One way to interpret these weights is to indicate the relative informativeness of each point -- or inversely the level of noise -- when that varies across the data points. Suppose each point comes from a linear model with noise with distribution Normal(0, s/w_i), where the mean is zero, s is an unknown global noise level, and w_i is the noise for the ith data point. Compare this to a non-weighted regression, where all points have the same amount of noise, according to Normal(0, s). A point with weight 0 has infinite standard deviation, and thus no usable information.

The coefficients for a weighted regression are given by

Regression(Y*w, B*w, I, K)

where «Y», «B», «I», and «K» are the customary parameters to regression, and «w» is the relative weighting which is indexed by «I».

Sometimes the raw data may include multiple observations with the same values, and the number of observations itself is included in the data. In this case, if n (indexed by «I») represents the number of observations for each element of «Y» and «B», the weighting w should be Sqrt(n).

Using weights of 0 and 1 makes it possible to ignore certain points.
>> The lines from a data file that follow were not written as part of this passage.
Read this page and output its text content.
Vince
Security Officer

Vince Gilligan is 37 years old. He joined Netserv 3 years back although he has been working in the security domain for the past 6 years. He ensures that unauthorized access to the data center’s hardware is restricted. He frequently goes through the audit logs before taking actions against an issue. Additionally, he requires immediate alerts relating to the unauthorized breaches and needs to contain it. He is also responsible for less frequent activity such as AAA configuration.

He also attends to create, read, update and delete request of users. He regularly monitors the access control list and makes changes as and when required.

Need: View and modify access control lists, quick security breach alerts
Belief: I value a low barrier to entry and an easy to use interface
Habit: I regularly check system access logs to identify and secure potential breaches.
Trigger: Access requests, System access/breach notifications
However, to ignore points where a basis term or the «Y» value might be NaN, you need to test for w:

Local Y2 := If w = 0 Then 0 Else Y*w;
Local B2 := If w = 0 Then 0 Else B*w;
Regression(Y2, B2, I, K)

Plotting Regression lines Compared to Data

To overlay the regressed curves on the original data, a good method is to continue using a scatter plot for both data and curves. Create a variable as a list of identifiers -- the first identifier being the original «Y»-value data, the second identifier being the fit-«Y» value (i.e., Sum(Basis*X, K)). Then plot the result as an XY plot, using your X value variable as an XY Comparison Source. The model RegressionCompare.ana demonstrates this, with the plot shown here:

Comparison of Alternative Bases

Adding more basis terms to your regression model will improve the fit on your training data, but you may reach a point where the extra terms decreases the quality of predictions on new data. This phenomena is referred to as over-fitting. As a general rule, as the number of data points increases, the more basis terms you can have before overfitting becomes a problem.

One approach that is often employed to evaluate whether the improvement justifies the additional basis terms is to use an F-Test. The output of this test is a p-value, which gives the probability that the improvement obtained is just due to sample noise under the assumption that the extra basis terms do not actually contribute any additional information. A small p-value means that there is statistically significant support that the extra basis terms improves the goodness of fit. One standard is to accept a model with more basis terms when the p-value is less than 5%.

To compute the F-test p-value, we'll use these variables:

• Basis1 indexed by K1 and «I» : The smaller basis (simpler model)
• Basis2 indexed by K2 and «I»: The larger basis (more complex model)
• «Y» indexed by «I» : The observed values for the dependent variable

Then the regression coefficients for each model are:

Variable c1 := Regression(Y, Basis1, I, K1)
Variable c2 := Regression(Y, Basis2, I, K2)

The forecasted values from each model are:

Variable y1 := Sum(c1*Basis1, K1)
Variable y2 := Sum(c2*Basis1, K2)

And the sum-of-square residuals are:

Variable Rss1 := Sum( (y1- y)^2, I)
Variable Rss2 := Sum( (y2 - y)^2, I)

The F-statistic is given by:

Variable Fstat := (Rss1 - Rss2)/Rss2 * (IndexLength(I)-IndexLength(K2))/(IndexLength(K2) - IndexLength(K1))

And the p-value is

Variable pValue := 1- CumFDist(F, IndexLength(K2) - IndexLength(K1), IndexLength(I) - IndexLength(K2))

Nulls

When a Null appears in «Y», the corresponding point is ignored.

When a Null appears in «B», the corresponding basis term along «K» is not used. The coefficient for that basis term in the final result is Null.

Starting in Analytica 5.0, if every term in «B» for a given point is Null, then the point is not used, and this does not cause any basis terms to be removed from consideration. However, if any non-null appears for that point in «B», then the terms where the Null values appear are removed from the basis.